MANY children with Down Syndrome are being eliminated because of abortion, a spokesman for the Roman Catholic Church in Madrid said ahead of a weekend visit by Pope Benedict XVI.
The Pope will bless the first stone for construction of a new home for children with Down Syndrome and other disabilities in Barcelona on Monday.
It is being built by the Roman Catholic Church’s Nino Dios foundation, which used to work only with Down’s Syndrome children but has since broadened its work.
“We know that the number of these people has declined mostly because a good number of them are eliminated before they are born,” said the press director for the Spanish Bishops’ Conference, Isidro Catela.
The Pope begins his visit to Spain on Sunday with a stop in Santiago de Compostela, one of the Roman Catholic Church’s holiest sites and a draw to pilgrims for more than 1000 years.
“He will extend his hand in this way to the defence of life, the life of everybody, whether or not they have greater or less intellectual capacity,” Mr Catela said.
The Bishop’s Conference condemned an abortion law passed by the Socialist government this year, in a press statement on the pope’s visit.
The law allows abortions up to the 14th week of pregnancy on demand and up to the 22nd week if there is a risk to the mother’s health or if the foetus has serious problems.
The bishops said that under Spanish law, health was defined as being of “physical, mental and social well-being”.
“If such well-being is considered to be threatened by he who is going to be born, he can be treated like an obstacle to quality of life, whose elimination therefore is taken to be lawful,” they said.

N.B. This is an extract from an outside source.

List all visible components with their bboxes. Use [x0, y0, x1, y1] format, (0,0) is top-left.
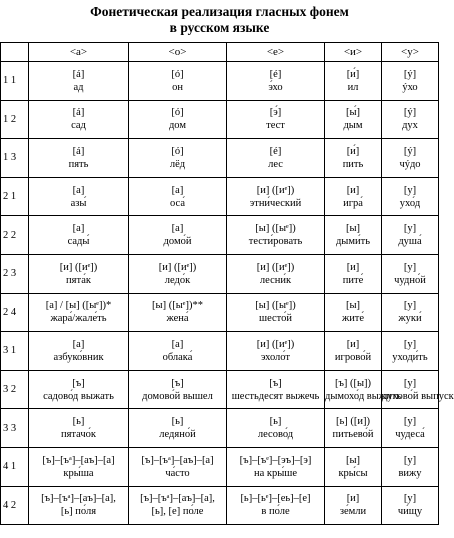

Before blessing the children’s home, the Pope will consecrate the Church of the Sagrada Familia of Holy Family, the emblematic building of architect Antoni Gaudi that has been under construction since 1882.
The Bishop’s Conference said that when the Church was first planned in the late 19th century, the Church “already warned that the natural and Christian family, based on marriage, constitutes the basic cell of society”.
“The State and the Church should give it priority, putting themselves at its service, without passing it over nor supplanting it,” it said.
Gay couples plan to gather and kiss in a so-called flashmob when the Pope arrives to consecrate the Sagrada Familia to protest the Vatican’s opposition to same-sex marriage.
In 2005 Spain passed a law to allow same-sex marriages, making Spain only the third member of the European Union, after Belgium and the Netherlands, to do so. Since then, thousands of gay marriages have been performed in Spain.
Begun in 1882, the still unfinished Sagrada Familia with its spires covered with glazed ceramics dominates Barcelona’s skyline.
This will be Pope Benedict XVI’s second visit to Spain. In 2006 he visited the Mediterranean port of Valencia.